Mobiliteit is cruciaal voor mensen met een beperking. De PVDA en haar artsen van Geneeskunde voor het Volk hebben de gemeenteraad al verschillende keren aangesproken op het gebrek aan parkeerplaatsen voor mensen met een beperking. We hebben gevraagd om parkeerplaatsen te creëren voor belangrijke locaties, zoals gemeentelijke diensten en medische centra. Vandaag de dag zijn mensen met een beperking maar al te vaak hulpeloos in hun contacten met de overheid en kunnen ze hun weg niet vinden in de wirwar van administratie. Naast het centrale contactpunt moeten al het gemeentepersoneel dat in contact kan komen met mensen met een beperking bewust worden gemaakt van de problemen en de juiste vorming krijgen om situaties van afwijzing of wederzijds onbegrip te voorkomen. Ook in gemeentelijke gebouwen (administratie, bibliotheken, cultureel centrum, enz.) en bij evenementen die door de gemeente worden georganiseerd, moet aangepaste bewegwijzering worden aangebracht. Waar mogelijk moet de informatie toegankelijker worden gemaakt: de website van de gemeente moet ook bestaan in een vereenvoudigde versie die toegankelijk is voor slechtzienden en begrijpelijk voor iedereen, er moeten pictogrammen worden gebruikt om de activiteiten van de gemeente aan te duiden die toegankelijk zijn voor elk publiek, enz. De gemeente is de eerste plaats waar mensen samenleven: alles moet in het werk worden gesteld en alle middelen moeten worden ingezet om ervoor te zorgen dat de gemeenschappelijke ruimte echt door iedereen wordt gedeeld.

Vijf. Handicap en democratie: een stem en een plaats voor iedereen

Onze visie op een inclusieve samenleving is gebaseerd op de visie van de VN in het Verdrag inzake de rechten van personen met een handicap. Artikel 19, gewijd aan zelfstandig wonen en inclusie in de samenleving, bepaalt: "De Staten die Partij zijn bij dit Verdrag erkennen het recht van alle personen met een handicap om in de maatschappij te wonen met dezelfde keuzemogelijkheden als anderen en nemen doeltreffende en passende maatregelen om het personen met een handicap gemakkelijker te maken dit recht ten volle uit te oefenen en volledig deel uit te maken van, en te participeren in de maatschappij".

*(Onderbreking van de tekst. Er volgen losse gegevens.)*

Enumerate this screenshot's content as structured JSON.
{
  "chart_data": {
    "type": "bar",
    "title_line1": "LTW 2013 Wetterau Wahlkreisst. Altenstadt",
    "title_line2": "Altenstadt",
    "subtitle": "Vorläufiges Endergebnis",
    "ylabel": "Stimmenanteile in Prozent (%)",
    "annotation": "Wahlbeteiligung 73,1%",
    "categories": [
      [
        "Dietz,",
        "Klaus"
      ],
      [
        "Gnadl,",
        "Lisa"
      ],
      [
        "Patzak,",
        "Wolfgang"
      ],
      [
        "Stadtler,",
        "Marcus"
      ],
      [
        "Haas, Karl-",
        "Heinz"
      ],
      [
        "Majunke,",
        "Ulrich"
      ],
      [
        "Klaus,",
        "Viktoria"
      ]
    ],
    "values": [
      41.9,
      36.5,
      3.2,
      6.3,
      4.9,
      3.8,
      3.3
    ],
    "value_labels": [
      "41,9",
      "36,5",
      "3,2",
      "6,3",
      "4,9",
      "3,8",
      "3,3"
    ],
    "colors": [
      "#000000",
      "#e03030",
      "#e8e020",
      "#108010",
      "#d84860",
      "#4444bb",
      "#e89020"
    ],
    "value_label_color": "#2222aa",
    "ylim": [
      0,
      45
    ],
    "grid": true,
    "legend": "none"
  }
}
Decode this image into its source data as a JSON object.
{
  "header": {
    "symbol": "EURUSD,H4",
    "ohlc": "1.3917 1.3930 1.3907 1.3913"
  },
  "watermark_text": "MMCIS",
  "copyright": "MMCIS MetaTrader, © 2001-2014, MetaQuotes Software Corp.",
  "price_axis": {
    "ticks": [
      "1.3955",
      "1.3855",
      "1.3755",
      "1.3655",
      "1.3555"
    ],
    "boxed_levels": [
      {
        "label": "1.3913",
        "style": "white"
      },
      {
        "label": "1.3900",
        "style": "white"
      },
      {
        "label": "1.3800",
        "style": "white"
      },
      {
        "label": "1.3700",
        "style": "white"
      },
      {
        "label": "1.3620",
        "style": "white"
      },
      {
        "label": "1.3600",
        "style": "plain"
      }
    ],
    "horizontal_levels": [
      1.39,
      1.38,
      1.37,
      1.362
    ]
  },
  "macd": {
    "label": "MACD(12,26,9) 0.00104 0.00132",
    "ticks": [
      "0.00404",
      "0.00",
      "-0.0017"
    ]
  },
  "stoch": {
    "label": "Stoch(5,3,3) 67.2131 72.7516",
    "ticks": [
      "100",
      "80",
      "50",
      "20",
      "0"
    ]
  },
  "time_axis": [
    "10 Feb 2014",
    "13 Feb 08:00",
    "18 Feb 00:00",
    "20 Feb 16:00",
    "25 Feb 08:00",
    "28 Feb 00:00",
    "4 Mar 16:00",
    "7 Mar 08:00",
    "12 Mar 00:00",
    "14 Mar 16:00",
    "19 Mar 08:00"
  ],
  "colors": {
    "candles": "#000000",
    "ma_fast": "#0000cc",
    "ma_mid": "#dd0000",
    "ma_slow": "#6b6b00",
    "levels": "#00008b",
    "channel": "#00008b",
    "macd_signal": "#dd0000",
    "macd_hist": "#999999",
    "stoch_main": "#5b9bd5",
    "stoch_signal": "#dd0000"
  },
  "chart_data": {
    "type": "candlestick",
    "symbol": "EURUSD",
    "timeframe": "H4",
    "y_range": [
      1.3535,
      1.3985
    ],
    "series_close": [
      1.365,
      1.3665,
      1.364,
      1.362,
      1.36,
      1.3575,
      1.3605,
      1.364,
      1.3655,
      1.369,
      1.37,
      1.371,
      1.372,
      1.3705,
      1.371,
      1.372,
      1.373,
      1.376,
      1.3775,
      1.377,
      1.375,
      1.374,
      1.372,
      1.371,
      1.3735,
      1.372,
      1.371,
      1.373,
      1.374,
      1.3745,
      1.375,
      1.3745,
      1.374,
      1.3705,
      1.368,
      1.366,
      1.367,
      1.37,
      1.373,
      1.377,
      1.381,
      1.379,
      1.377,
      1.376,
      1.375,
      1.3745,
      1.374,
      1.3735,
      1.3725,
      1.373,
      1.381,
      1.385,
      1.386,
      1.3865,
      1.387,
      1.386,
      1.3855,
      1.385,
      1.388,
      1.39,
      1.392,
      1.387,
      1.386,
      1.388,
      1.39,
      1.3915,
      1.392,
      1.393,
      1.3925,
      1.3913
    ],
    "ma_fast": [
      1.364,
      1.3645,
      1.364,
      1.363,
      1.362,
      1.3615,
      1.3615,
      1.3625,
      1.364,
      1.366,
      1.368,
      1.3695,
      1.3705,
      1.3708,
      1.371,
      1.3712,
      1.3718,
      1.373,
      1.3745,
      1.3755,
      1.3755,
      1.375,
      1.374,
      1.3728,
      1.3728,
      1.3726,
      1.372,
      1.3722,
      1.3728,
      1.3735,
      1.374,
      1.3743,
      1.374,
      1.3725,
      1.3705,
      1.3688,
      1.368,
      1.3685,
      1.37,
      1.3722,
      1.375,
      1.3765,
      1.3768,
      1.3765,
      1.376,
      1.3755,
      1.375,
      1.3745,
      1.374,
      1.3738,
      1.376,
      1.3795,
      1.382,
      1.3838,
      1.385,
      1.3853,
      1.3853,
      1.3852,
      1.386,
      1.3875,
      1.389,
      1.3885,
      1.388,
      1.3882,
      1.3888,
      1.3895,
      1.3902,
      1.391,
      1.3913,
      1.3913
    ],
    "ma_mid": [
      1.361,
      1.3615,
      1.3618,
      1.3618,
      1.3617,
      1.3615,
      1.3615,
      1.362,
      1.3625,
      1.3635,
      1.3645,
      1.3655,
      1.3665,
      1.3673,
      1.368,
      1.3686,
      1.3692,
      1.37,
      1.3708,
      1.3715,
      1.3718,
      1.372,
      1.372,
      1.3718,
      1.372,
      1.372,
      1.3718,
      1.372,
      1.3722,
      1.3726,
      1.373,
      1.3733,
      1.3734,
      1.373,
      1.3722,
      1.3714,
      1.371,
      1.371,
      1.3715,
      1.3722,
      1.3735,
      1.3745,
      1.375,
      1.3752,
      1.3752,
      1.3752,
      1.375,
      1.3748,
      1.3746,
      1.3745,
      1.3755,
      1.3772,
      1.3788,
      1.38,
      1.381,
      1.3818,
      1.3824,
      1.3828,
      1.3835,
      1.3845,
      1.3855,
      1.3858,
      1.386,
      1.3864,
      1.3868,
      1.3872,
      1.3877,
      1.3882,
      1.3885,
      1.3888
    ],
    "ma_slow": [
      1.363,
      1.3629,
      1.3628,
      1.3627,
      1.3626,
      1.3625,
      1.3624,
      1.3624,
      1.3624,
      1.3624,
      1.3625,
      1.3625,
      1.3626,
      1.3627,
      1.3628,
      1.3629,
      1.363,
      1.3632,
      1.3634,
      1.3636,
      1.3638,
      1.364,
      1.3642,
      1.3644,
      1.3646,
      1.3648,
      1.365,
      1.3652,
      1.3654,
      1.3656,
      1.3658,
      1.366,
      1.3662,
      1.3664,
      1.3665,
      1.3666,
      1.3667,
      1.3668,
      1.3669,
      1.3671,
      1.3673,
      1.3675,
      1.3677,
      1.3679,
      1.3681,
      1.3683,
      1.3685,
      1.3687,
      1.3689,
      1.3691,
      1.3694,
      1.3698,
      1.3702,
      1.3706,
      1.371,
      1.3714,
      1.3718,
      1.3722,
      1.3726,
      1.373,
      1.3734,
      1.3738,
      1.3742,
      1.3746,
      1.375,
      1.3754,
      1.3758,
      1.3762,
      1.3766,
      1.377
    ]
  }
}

Voor de PVDA moet de samenleving een reeks oplossingen bieden waarbij mensen een positieve keuze maken en geen standaardkeuze. Als ouders bijvoorbeeld kiezen voor thuisonderwijs, dan moet dat een keuze zijn omdat ze denken dat het beter is voor hun kind, niet omdat er geen school is die aangepast is aan de handicap van hun kind. Het doel is dus om mensen met een beperking te betrekken bij beslissingen die hen rechtstreeks aangaan, als individu, maar ook, meer in het algemeen, bij beslissingen die hen collectief aangaan: openbare voorzieningen, huisvesting, het openstellen van plaatsen in onderwijsinstellingen. Molenbeek heeft een gemeentelijke adviesraad voor personen met een handicap. Maar met de adviezen van deze raad moet rekening worden gehouden wanneer de gemeenteraad stemt.

Naast het feit dat mensen met een beperking toegang moeten hebben tot volledige informatie over de diensten en rechten die in de gemeente voor hen beschikbaar zijn, moet de uitdaging van een inclusieve samenleving ook worden aangegaan met mensen die als valide worden beschouwd. Zoals we weten zijn angst en onwetendheid ook factoren van afwijzing, en de overheid heeft de plicht om discriminatie onder de bevolking te bestrijden. Daarom moet de gemeente regelmatig informatie- en bewustmakingscampagnes voeren, ook, maar niet alleen, op scholen, en een positieve en inclusieve boodschap verspreiden die zich richt op het potentieel van mensen met een beperking en de rijkdom van diversiteit.